Die große Tradition der Ästhetik hat den Formbegriff lange Zeit aus der substantiellen Verbindung von Substanz bzw. Materie/Stoff (hyle) und Form (morphe, eidos) verstanden, so dass – zumindest nach aristotelischem Verständnis – aus etwas, der Materie, durch etwas, der Form, ein Gegenstand hervorgebracht wird. Noch in dieser hylemorphen Tradition verankert ist auch der spätere Dualismus von Form und Inhalt, der spätestens mit Kants ›formalistischer‹ Ästhetik aufbricht und die weitere Reflexionsgeschichte des Formbegriffs in ein wechselvolles Widerspiel zwischen inhaltsorientierten und formalistischen Positionen verstrickt.

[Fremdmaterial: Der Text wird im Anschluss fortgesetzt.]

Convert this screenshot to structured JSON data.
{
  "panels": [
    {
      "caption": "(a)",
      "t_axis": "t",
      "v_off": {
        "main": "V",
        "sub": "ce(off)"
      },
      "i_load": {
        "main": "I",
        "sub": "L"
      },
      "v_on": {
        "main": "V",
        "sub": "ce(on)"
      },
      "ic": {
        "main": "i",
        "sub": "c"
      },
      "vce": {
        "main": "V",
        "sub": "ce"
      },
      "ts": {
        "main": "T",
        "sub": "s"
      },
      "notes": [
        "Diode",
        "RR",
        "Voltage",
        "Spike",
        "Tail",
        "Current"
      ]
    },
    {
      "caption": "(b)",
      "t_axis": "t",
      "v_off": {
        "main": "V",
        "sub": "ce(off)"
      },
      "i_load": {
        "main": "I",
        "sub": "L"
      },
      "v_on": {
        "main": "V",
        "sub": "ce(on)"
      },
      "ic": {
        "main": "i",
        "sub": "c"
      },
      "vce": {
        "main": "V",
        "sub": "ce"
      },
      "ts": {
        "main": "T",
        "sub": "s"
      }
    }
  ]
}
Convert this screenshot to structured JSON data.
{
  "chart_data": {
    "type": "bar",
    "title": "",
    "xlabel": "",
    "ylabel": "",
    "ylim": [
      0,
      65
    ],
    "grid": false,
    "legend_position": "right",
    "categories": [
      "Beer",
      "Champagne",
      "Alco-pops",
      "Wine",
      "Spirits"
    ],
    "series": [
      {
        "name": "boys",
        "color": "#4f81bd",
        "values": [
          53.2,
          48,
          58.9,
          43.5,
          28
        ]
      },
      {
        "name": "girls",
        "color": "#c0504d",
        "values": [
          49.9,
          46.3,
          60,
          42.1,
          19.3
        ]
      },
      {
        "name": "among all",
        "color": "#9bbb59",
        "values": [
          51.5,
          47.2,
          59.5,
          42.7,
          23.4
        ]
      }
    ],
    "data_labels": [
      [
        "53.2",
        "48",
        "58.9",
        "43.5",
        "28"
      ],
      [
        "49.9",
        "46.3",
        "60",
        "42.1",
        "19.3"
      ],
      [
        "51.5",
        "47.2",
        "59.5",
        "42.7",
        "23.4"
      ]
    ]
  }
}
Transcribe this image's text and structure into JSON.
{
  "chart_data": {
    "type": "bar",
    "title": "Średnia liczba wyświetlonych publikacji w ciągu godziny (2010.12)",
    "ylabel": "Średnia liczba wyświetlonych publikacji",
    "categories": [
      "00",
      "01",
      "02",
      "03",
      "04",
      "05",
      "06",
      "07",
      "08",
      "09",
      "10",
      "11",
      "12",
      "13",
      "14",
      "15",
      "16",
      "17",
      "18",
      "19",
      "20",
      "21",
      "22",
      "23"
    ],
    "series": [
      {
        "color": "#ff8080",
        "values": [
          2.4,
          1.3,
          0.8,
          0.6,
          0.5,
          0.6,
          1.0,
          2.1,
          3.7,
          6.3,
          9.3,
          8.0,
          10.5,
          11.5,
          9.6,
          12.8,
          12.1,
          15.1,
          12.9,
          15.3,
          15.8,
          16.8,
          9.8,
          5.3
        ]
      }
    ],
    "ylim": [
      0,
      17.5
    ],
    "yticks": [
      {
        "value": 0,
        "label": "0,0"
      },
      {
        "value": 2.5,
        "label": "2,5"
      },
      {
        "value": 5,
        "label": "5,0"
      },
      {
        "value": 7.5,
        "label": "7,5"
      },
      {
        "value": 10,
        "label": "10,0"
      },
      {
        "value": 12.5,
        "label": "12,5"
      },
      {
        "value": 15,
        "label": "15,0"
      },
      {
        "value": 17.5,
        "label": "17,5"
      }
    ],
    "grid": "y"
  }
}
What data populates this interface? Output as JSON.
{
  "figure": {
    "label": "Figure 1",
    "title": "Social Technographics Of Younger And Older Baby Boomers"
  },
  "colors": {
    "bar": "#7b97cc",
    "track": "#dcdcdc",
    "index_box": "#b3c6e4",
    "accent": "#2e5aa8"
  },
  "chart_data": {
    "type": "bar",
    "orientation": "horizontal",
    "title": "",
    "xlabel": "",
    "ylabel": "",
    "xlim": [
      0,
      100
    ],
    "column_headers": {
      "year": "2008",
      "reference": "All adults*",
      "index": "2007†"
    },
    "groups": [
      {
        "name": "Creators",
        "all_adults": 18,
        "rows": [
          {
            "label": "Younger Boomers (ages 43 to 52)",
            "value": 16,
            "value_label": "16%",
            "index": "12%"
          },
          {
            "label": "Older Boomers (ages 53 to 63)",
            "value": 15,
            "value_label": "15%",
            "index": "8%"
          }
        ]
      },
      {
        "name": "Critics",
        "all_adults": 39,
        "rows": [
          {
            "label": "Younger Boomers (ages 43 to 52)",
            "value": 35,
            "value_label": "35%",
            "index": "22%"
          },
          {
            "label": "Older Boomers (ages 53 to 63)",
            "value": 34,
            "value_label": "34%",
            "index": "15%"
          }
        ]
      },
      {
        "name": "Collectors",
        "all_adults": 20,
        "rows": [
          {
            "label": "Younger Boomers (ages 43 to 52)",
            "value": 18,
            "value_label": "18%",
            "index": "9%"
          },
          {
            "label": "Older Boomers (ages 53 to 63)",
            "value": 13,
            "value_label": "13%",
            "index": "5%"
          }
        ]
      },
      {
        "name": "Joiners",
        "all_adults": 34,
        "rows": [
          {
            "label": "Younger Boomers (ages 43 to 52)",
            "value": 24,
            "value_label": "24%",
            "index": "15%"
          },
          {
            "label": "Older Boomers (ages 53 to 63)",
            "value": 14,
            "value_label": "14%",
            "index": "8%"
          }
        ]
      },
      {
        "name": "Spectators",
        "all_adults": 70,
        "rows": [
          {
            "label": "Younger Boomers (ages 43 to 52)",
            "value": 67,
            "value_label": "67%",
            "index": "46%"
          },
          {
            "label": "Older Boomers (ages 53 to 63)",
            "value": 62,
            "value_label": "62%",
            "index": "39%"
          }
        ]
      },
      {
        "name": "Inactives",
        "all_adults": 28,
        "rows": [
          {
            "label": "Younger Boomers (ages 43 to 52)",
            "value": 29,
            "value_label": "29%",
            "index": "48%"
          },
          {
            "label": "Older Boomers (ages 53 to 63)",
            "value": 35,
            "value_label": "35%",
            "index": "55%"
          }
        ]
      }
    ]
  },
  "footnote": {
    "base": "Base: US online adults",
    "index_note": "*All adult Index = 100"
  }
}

Ein gemeinsamer Ausgangspunkt einzelner Bonner Arbeitsinitiativen ist demgegenüber das Interesse an der seit dem 18. Jahrhundert beobachtbaren Dynamisierung und funktionalen Betrachtung der Form. Um 1900 gewinnt diese im 18. Jahrhundert begonnene Tradition des Formdenkens erneut an Relevanz und Aktualität unter veränderten medialen, auch naturwissenschaftlichen Bedingungen. In dieser Tradition kann man auch noch die Systemtheorie verorten. Gegenwärtig werden Formprobleme von jenen produzierenden Momenten her gedacht, die als eigengewichtiges ›Dazwischen‹ bzw. als ein (logisch gesehen) ›Drittes‹ Formung und Ent-Formung, Nicht-Form oder auch Un-Form dynamisch aneinander vermitteln. Das synchrone Nebeneinander variabler dialogischer Formen sowie das diachrone Nacheinander, die Um-formung derselben bedingt durch neue Kultur(en), bildet einen Schwerpunkt linguistischer Forschungsinteressen. Die sogenannte Internetkultur mit ihren unterschiedlichen Ausprägungen wird hierbei als Fortschreibung traditioneller Kommunikationsformen gesehen.